The government on Wednesday approved 10 foreign direct investment (FDI) proposals involving total inflow of Rs 2,339 crore, including investment banker Morgan Stanley’s plan to invest Rs 1,894 crore in the country.
 
The FDI proposals approved by finance minister P Chidambaram relate to sectors such as stock broking, banking, chemicals, automobiles, information technology and publishing. The government allowed Morgan Stanley, Mauritius, to invest up to $465 million (about Rs 1,894 crore) in shares and convertible preference shares to be issued by Morgan Stanley, India, to undertake stock broking, merchant banking and other NBFC activities.

Luxocitta Holland, the maker of sunglasses, has been permitted to set up a wholly-owned subsidiary to undertake wholesale cash and carry trading in the eyewear industry. The government also allowed Daimler Chrysler, India to expand the scope of its current operations to manufacture chassis of trucks and buses. The proposal does not envisage any inflow of foreign fund.

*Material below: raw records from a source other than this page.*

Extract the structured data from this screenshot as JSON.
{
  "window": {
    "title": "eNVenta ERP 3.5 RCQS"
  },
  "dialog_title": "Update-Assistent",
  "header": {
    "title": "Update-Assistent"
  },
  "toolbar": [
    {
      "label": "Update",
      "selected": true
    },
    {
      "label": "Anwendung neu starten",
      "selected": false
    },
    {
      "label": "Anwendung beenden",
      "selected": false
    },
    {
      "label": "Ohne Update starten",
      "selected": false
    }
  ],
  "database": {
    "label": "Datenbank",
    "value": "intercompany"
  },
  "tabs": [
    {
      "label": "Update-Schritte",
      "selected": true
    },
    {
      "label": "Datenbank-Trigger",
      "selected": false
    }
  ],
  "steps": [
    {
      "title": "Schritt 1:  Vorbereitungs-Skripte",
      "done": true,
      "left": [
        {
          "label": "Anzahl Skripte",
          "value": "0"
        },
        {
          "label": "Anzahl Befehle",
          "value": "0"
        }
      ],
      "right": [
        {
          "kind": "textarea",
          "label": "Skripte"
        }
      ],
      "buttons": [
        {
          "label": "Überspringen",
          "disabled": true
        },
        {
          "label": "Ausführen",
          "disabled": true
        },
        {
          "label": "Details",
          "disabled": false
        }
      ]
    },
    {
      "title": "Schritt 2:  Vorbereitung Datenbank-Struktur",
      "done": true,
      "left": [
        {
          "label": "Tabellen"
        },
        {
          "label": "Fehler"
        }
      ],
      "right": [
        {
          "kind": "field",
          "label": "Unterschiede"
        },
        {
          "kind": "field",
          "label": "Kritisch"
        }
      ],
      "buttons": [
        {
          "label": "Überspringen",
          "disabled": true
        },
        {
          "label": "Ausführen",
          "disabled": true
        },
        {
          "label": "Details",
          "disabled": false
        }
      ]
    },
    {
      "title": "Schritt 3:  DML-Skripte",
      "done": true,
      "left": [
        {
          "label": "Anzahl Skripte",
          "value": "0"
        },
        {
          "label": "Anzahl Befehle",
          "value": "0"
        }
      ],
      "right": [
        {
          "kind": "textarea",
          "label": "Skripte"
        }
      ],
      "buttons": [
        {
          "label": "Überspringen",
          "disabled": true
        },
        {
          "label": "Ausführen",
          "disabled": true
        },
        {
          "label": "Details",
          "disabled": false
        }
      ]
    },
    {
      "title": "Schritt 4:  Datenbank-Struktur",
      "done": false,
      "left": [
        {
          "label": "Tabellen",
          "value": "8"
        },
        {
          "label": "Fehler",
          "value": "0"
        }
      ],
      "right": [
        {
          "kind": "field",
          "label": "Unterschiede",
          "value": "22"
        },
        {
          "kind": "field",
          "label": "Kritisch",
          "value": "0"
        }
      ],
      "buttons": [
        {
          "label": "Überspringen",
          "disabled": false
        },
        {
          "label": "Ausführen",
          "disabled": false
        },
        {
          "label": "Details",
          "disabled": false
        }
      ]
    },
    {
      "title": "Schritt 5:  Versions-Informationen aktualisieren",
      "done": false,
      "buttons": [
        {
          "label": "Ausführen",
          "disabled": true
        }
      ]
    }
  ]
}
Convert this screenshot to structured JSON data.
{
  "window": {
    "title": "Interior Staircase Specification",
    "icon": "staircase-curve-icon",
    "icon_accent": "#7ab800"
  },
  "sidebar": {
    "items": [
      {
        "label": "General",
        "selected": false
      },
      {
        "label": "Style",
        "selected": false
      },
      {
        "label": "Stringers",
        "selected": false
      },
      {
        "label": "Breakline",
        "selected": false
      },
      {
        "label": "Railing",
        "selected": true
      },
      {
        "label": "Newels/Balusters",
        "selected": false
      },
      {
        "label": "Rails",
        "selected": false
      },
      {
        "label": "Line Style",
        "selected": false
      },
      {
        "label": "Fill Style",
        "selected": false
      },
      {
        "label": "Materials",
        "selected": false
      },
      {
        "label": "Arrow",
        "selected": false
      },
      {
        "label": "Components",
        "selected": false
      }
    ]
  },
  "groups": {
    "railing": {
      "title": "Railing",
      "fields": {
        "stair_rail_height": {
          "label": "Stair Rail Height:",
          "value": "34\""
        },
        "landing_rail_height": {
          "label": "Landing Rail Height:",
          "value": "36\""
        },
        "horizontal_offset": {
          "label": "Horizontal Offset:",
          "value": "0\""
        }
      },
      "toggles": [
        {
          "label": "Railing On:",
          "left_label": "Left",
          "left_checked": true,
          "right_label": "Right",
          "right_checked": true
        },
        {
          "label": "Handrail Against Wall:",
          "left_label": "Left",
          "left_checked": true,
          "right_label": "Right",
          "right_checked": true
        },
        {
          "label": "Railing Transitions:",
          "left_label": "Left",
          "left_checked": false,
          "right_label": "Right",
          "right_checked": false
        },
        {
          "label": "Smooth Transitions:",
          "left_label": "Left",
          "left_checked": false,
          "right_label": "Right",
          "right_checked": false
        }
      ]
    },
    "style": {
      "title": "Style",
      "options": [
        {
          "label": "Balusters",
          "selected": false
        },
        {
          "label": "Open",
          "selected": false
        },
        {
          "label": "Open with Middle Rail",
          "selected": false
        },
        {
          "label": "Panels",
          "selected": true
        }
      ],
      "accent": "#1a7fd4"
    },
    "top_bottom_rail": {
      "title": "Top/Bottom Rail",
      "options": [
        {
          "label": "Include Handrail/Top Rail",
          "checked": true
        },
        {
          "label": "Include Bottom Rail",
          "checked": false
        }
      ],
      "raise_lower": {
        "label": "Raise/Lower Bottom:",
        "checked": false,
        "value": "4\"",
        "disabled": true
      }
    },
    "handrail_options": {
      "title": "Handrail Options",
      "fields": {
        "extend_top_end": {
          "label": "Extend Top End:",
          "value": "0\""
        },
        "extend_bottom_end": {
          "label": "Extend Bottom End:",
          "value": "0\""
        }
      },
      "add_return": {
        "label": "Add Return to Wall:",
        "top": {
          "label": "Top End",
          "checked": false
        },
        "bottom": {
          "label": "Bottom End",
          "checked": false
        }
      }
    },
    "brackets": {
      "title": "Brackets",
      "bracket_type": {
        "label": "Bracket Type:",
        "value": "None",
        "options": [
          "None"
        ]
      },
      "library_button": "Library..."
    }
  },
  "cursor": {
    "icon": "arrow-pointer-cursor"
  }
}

Rakindo Developers, Chennai has been permitted to set up a joint venture to act as a holding company for making downstream investment in construction development projects with a foreign investment of Rs 407 crore.

Besides, the Netherlands-based EMAP Publishing has been allowed to pick up 40.1% equity for Rs 4.81 crore in Next Gen Publishing which publishes a car magazine.